Single versus Double Lung Transplantation in Pulmonary Fibrosis: Impact of Age and Pulmonary Hypertension.
Ann Thorac Surg. 2018 May 24;:
Authors: Villavicencio MA, Axtell AL, Osho A, Astor T, Roy N, Melnitchouk S, D'Alessandro D, Tolis G, Raz Y, Neuringer I, Sundt TM
BACKGROUND: Double lung transplantation (DLT) has better long-term outcomes compared to single lung transplantation (SLT) in pulmonary fibrosis. However, controversy persists about whether older or high lung allocation score patients would benefit from a DLT. Moreover, the degree of pulmonary hypertension in which a SLT should be avoided is unknown.
METHODS: A retrospective analysis utilizing the UNOS Database was performed in all pulmonary fibrosis lung transplants. Kaplan Meier survival for SLT versus DLT was compared and stratified by age, allocation score, and mean pulmonary artery pressure. Cox regression and propensity-matching analyses were performed.

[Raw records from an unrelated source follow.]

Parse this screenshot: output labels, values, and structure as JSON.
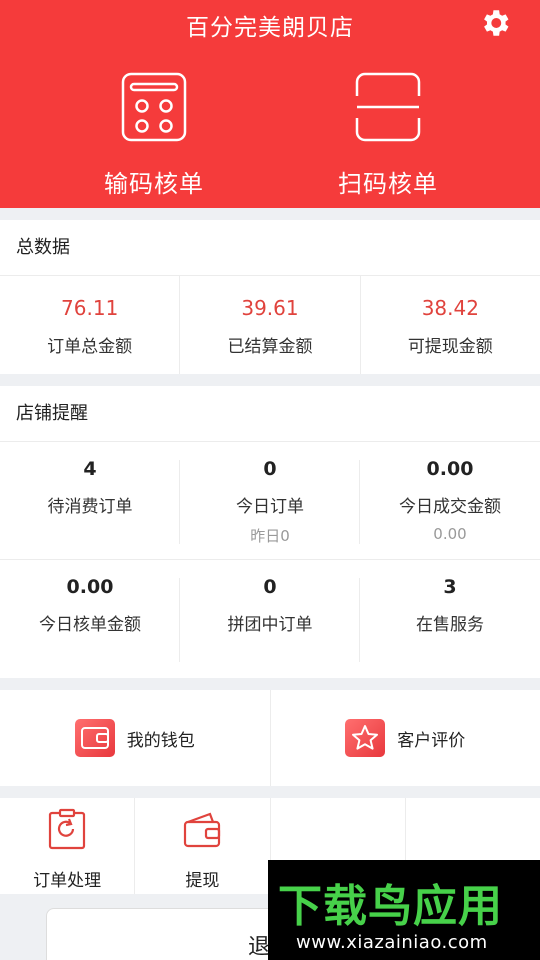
{
  "header": {
    "title": "百分完美朗贝店",
    "actions": [
      {
        "label": "输码核单",
        "icon": "keypad-icon"
      },
      {
        "label": "扫码核单",
        "icon": "scan-icon"
      }
    ],
    "settings_icon": "gear-icon"
  },
  "totals": {
    "title": "总数据",
    "items": [
      {
        "value": "76.11",
        "label": "订单总金额"
      },
      {
        "value": "39.61",
        "label": "已结算金额"
      },
      {
        "value": "38.42",
        "label": "可提现金额"
      }
    ]
  },
  "reminders": {
    "title": "店铺提醒",
    "row1": [
      {
        "value": "4",
        "label": "待消费订单",
        "sub": ""
      },
      {
        "value": "0",
        "label": "今日订单",
        "sub": "昨日0"
      },
      {
        "value": "0.00",
        "label": "今日成交金额",
        "sub": "0.00"
      }
    ],
    "row2": [
      {
        "value": "0.00",
        "label": "今日核单金额"
      },
      {
        "value": "0",
        "label": "拼团中订单"
      },
      {
        "value": "3",
        "label": "在售服务"
      }
    ]
  },
  "links": [
    {
      "label": "我的钱包",
      "icon": "wallet-icon"
    },
    {
      "label": "客户评价",
      "icon": "star-icon"
    }
  ],
  "tools": [
    {
      "label": "订单处理",
      "icon": "clipboard-refresh-icon"
    },
    {
      "label": "提现",
      "icon": "withdraw-wallet-icon"
    },
    {
      "label": "",
      "icon": ""
    },
    {
      "label": "",
      "icon": ""
    }
  ],
  "logout_label": "退出",
  "watermark": {
    "text": "下载鸟应用",
    "url": "www.xiazainiao.com"
  },
  "colors": {
    "brand": "#f53b3b",
    "value_red": "#e0433d",
    "background": "#eef0f3"
  }
}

RESULTS: Between 1987 and 2015; 9,191 out of 29,779 lung transplants were performed in pulmonary fibrosis. Ten-year survival: DLT 55%, SLT 32% (p<0.001). When stratified by age, DLT had improved survival at all age cutoffs, except age ≥ 70. In addition, DLT had improved survival across all lung allocation (< 45, > 45, > 60, > 75) and all pulmonary artery pressure categories (25, > 25, > 30, > 40). Among DLT: pulmonary artery pressure and allocation score did not affect survival. Among SLT, a pressure > 25 did not influence survival. Conversely, a pressure > 30, and allocation score > 45 had decreased survival. On Cox regression and on propensity-matching, DLT had improved survival compared to SLT.
CONCLUSIONS: In pulmonary fibrosis, DLT has improved survival compared to SLT, and should be considered the procedure of choice under the age of 70. SLT with a mean pulmonary artery pressure > 30 and allocation score > 45 should be discouraged.